Upload API Reference (`POST /api/v1/upload`)

The canonical endpoint for getting interactions into Voxjar programmatically. One interaction per request. Handles audio, video, chat, email, and SMS, and can optionally queue an AI evaluation in the same call so you never have to chain upload → list scorecards → ai/queue.

This reference is derived directly from the endpoint implementation, so it reflects exactly what the code does today.

Authentication

Send a Bearer token in the Authorization header (an API token, user JWT, or session access token):

Authorization: Bearer YOUR_API_TOKEN

Generate API tokens under Settings → Developers. The account is taken from your token — you never pass an account ID.

Choosing a transport

Content-Type	Use it for
`multipart/form-data`	Uploading a raw audio/video file from disk
`application/json`	Everything else: `downloadUrl`, transcripts, chat, email, SMS

Multipart requests have two parts:

file — the raw audio/video bytes
payload — a JSON string containing all the fields below

Direct file uploads are bounded by the platform request limit (~32MB). For larger media, pass a downloadUrl instead. URL-fetched media is allowed up to 500MB.

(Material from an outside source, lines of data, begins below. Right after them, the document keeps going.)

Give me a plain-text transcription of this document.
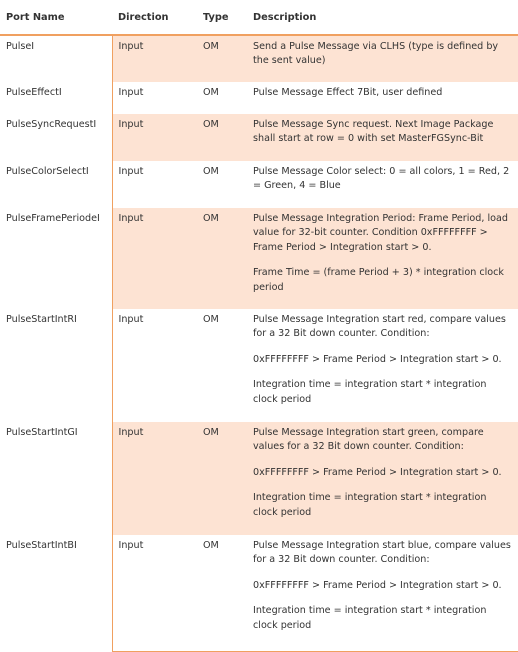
Port Name	Direction	Type	Description
PulseI	Input	OM	Send a Pulse Message via CLHS (type is defined by the sent value)

PulseEffectI	Input	OM	Pulse Message Effect 7Bit, user defined

PulseSyncRequestI	Input	OM	Pulse Message Sync request. Next Image Package shall start at row = 0 with set MasterFGSync-Bit

PulseColorSelectI	Input	OM	Pulse Message Color select: 0 = all colors, 1 = Red, 2 = Green, 4 = Blue

PulseFramePeriodeI	Input	OM	Pulse Message Integration Period: Frame Period, load value for 32-bit counter. Condition 0xFFFFFFFF > Frame Period > Integration start > 0.

Frame Time = (frame Period + 3) * integration clock period

PulseStartIntRI	Input	OM	Pulse Message Integration start red, compare values for a 32 Bit down counter. Condition:

0xFFFFFFFF > Frame Period > Integration start > 0.

Integration time = integration start * integration clock period

PulseStartIntGI	Input	OM	Pulse Message Integration start green, compare values for a 32 Bit down counter. Condition:

0xFFFFFFFF > Frame Period > Integration start > 0.

Integration time = integration start * integration clock period

PulseStartIntBI	Input	OM	Pulse Message Integration start blue, compare values for a 32 Bit down counter. Condition:

0xFFFFFFFF > Frame Period > Integration start > 0.

Integration time = integration start * integration clock period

Base64-encoded media in the JSON body is not supported. Use multipart or a downloadUrl.

Required fields

These three are always required, for every interaction type:

Field	Type	Notes
`sourceIdentifier`	string	Your unique ID for this interaction
`direction`	`"INBOUND"` \| `"OUTBOUND"`	Anything else is rejected
`timestamp`	ISO 8601 string	When the interaction occurred — not upload time

Interaction type

interactionType may be one of AUDIO, VIDEO, CHAT, EMAIL, SMS. You can usually omit it — the server infers the type:

An email object present → EMAIL
A media file or downloadUrl → AUDIO or VIDEO, auto-detected from the bytes
Transcript segments present → AUDIO
Plain transcript text → SMS if short (≤ 320 chars, single line), otherwise CHAT

If the type can't be determined, the request returns 400 asking you to set it explicitly.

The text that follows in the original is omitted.